[PATCH 06/19] KVM: emulate: speed up emulated moves

From: Paolo Bonzini
Date: Mon Jul 14 2014 - 07:43:07 EST

We can just blindly move all 16 bytes of ctxt->src's value to ctxt->dst.
write_register_operand will take care of writing only the lower bytes.

Avoiding a call to memcpy (the compiler optimizes it out) gains about
200 cycles on kvm-unit-tests for register-to-register moves, and makes
them about as fast as arithmetic instructions.

We could perhaps get a larger speedup by moving all instructions _except_
moves out of x86_emulate_insn, removing opcode_len, and replacing the
switch statement with an inlined em_mov.

Signed-off-by: Paolo Bonzini <pbonzini@xxxxxxxxxx>
arch/x86/include/asm/kvm_emulate.h | 2 +-
arch/x86/kvm/emulate.c | 2 +-
2 files changed, 2 insertions(+), 2 deletions(-)
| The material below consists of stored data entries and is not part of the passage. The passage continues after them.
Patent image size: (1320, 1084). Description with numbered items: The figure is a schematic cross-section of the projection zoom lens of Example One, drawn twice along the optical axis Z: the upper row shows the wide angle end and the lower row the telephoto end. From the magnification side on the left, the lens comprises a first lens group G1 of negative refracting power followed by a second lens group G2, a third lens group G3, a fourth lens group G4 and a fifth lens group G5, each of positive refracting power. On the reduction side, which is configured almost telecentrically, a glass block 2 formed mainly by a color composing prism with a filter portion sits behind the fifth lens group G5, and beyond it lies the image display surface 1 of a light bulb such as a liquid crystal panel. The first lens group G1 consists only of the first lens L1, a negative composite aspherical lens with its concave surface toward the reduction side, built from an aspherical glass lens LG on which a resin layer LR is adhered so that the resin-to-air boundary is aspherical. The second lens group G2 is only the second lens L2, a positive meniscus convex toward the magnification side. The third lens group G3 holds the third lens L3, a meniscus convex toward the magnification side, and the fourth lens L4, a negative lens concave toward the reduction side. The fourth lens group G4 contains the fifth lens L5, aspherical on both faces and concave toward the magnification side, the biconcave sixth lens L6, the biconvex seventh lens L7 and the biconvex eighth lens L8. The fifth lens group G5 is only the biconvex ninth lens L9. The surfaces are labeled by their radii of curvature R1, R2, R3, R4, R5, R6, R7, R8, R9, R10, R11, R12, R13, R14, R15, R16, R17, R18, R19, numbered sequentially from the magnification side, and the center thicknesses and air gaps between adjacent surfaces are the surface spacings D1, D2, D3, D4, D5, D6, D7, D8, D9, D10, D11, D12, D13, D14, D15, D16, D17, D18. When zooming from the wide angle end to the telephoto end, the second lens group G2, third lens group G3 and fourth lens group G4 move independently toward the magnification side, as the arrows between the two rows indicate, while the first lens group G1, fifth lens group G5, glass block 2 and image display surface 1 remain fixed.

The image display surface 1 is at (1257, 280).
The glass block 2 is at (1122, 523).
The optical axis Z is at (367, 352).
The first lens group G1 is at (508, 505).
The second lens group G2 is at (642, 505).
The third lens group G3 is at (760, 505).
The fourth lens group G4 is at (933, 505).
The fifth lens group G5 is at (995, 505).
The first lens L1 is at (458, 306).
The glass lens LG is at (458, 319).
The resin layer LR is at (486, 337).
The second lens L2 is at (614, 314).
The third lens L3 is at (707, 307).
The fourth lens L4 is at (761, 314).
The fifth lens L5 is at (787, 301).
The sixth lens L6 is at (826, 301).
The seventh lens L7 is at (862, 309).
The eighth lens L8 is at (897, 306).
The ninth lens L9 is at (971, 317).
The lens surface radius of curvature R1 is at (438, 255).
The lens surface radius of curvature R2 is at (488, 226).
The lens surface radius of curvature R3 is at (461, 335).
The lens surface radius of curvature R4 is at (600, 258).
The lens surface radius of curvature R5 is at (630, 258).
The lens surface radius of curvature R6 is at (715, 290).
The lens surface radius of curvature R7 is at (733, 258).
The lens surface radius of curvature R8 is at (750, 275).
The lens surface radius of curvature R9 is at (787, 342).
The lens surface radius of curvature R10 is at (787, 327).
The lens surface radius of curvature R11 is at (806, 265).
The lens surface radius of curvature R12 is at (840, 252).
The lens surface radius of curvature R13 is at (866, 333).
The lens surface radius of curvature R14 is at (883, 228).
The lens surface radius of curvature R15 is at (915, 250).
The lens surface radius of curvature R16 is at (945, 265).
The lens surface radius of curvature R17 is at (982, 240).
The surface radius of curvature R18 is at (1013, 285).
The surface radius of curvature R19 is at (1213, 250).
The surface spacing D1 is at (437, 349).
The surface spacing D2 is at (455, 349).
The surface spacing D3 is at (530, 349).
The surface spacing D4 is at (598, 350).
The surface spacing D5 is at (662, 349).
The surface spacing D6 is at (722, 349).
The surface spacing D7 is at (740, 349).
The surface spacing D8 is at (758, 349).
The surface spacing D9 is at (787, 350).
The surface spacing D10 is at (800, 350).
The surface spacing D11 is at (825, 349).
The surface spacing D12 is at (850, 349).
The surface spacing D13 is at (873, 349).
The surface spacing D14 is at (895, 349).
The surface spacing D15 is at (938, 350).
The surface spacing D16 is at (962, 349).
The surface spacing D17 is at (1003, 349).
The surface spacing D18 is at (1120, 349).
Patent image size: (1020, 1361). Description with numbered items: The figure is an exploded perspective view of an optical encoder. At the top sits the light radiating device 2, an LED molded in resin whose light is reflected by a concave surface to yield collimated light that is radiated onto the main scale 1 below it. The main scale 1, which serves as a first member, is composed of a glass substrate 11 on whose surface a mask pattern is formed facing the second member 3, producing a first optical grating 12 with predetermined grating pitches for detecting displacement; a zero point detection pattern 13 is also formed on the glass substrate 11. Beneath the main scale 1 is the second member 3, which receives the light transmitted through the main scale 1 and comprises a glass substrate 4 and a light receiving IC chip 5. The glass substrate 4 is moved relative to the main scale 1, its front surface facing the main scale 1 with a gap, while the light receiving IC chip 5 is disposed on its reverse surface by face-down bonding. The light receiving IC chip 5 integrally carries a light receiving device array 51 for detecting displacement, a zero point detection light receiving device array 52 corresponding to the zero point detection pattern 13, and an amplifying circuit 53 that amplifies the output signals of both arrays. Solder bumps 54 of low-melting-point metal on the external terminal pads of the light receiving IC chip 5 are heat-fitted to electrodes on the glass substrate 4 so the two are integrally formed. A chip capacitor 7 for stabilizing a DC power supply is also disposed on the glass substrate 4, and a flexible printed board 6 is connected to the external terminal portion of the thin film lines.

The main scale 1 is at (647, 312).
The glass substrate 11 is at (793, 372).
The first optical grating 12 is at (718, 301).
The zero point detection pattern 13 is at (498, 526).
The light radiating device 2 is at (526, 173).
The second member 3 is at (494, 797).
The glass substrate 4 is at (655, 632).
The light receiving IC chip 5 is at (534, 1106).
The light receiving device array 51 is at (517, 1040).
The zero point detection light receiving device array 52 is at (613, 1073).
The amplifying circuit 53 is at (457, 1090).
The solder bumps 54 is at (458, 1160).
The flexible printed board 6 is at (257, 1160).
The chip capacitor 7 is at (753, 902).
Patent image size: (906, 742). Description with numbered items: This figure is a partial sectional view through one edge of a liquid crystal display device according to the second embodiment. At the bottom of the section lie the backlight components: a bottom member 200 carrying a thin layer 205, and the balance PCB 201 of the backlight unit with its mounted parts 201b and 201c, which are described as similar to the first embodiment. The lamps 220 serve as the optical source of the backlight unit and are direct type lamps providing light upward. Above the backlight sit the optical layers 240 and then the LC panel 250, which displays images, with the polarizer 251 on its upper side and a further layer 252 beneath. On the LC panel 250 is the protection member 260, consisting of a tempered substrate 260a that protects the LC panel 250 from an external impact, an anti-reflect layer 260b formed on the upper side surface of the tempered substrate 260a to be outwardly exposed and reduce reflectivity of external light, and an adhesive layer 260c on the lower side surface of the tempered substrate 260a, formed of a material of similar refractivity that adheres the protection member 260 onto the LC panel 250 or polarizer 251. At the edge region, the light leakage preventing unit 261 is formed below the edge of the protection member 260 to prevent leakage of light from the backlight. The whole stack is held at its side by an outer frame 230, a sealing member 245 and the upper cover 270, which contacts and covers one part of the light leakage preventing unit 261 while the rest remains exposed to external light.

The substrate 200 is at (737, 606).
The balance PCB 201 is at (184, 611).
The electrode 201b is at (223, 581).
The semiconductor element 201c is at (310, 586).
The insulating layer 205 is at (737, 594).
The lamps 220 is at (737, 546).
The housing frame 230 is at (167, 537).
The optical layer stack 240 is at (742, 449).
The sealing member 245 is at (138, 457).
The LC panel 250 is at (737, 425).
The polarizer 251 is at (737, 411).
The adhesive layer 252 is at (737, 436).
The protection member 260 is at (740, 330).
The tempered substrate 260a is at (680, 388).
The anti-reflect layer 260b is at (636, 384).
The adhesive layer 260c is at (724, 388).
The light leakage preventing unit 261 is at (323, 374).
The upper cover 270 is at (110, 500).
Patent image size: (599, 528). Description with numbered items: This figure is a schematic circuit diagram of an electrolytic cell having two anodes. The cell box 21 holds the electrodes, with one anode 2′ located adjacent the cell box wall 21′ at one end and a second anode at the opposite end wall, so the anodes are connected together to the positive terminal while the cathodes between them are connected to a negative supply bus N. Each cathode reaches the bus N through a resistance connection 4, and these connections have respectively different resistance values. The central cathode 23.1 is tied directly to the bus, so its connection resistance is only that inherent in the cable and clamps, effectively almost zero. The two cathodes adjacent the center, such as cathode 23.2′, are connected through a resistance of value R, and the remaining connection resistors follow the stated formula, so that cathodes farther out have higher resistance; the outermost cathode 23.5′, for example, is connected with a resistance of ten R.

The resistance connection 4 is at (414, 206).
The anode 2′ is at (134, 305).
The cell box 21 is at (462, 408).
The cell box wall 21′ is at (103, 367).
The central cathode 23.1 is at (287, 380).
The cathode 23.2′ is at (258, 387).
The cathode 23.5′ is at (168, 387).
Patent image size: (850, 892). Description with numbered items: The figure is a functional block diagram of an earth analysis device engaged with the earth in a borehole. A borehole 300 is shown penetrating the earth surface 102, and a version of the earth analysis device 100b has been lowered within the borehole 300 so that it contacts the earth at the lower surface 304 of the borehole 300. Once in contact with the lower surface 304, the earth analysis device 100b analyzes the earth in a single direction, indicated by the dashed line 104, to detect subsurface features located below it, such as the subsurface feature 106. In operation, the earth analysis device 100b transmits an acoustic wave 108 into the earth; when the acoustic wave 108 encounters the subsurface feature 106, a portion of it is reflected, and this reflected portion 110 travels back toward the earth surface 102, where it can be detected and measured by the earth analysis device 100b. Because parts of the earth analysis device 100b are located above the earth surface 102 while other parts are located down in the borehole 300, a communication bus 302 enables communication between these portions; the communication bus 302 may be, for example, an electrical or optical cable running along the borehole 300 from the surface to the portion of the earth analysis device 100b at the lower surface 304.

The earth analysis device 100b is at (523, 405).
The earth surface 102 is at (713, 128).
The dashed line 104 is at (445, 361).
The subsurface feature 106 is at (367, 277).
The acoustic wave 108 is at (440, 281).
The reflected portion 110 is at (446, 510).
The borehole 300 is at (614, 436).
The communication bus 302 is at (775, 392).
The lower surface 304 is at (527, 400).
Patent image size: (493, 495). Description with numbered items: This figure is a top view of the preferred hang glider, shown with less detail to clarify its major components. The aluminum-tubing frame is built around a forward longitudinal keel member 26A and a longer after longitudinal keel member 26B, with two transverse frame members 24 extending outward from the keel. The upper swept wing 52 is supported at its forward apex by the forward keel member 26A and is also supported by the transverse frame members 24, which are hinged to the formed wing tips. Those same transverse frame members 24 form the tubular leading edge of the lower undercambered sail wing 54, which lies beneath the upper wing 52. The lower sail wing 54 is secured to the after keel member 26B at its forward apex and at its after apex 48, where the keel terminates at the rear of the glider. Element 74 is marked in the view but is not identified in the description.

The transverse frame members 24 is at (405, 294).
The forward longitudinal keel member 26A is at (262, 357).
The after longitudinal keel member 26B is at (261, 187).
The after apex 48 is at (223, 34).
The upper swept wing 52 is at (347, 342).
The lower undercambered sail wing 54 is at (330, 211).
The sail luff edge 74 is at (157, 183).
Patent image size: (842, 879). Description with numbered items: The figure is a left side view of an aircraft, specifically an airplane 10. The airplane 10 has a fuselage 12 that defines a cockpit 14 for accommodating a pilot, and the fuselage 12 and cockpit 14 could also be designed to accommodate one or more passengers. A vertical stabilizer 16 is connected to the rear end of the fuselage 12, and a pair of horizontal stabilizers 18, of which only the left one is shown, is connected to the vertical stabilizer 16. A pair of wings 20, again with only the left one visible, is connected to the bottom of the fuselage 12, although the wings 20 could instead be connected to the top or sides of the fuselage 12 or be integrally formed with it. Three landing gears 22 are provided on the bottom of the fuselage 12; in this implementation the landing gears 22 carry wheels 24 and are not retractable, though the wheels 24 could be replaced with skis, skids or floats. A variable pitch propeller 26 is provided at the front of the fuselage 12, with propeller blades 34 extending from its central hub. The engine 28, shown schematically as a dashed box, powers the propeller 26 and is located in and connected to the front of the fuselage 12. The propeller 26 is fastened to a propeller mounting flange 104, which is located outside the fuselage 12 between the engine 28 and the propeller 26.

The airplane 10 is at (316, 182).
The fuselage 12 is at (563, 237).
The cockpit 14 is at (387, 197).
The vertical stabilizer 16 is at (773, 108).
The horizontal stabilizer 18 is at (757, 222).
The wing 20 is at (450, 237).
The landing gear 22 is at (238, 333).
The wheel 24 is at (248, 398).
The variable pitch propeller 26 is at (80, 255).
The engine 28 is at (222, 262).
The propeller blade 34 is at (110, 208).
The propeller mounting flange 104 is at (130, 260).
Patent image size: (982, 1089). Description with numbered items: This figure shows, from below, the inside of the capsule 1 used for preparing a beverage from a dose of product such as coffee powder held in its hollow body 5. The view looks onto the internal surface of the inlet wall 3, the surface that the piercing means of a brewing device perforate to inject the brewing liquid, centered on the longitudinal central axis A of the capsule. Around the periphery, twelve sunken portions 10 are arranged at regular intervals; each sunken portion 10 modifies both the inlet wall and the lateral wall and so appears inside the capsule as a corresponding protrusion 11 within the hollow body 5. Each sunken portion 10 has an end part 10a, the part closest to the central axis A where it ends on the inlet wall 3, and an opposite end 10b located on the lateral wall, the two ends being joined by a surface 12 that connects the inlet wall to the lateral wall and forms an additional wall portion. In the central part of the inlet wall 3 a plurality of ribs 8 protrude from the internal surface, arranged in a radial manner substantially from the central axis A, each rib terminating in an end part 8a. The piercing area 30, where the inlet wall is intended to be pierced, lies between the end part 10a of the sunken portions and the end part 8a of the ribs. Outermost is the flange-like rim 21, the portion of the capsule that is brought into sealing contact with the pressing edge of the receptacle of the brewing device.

diff --git a/arch/x86/include/asm/kvm_emulate.h b/arch/x86/include/asm/kvm_emulate.h
index 0e0151c13b2c..432447370044 100644
--- a/arch/x86/include/asm/kvm_emulate.h
+++ b/arch/x86/include/asm/kvm_emulate.h
@@ -233,7 +233,7 @@ struct operand {
union {
unsigned long val;
u64 val64;
- char valptr[sizeof(unsigned long) + 2];
+ char valptr[sizeof(sse128_t)];
sse128_t vec_val;
u64 mm_val;
void *data;
diff --git a/arch/x86/kvm/emulate.c b/arch/x86/kvm/emulate.c
index ea56dae3e67c..27f677ef703e 100644
--- a/arch/x86/kvm/emulate.c
+++ b/arch/x86/kvm/emulate.c
@@ -2990,7 +2990,7 @@ static int em_rdpmc(struct x86_emulate_ctxt *ctxt)

static int em_mov(struct x86_emulate_ctxt *ctxt)
- memcpy(ctxt->dst.valptr, ctxt->src.valptr, ctxt->op_bytes);
+ memcpy(ctxt->dst.valptr, ctxt->src.valptr, sizeof(ctxt->src.valptr));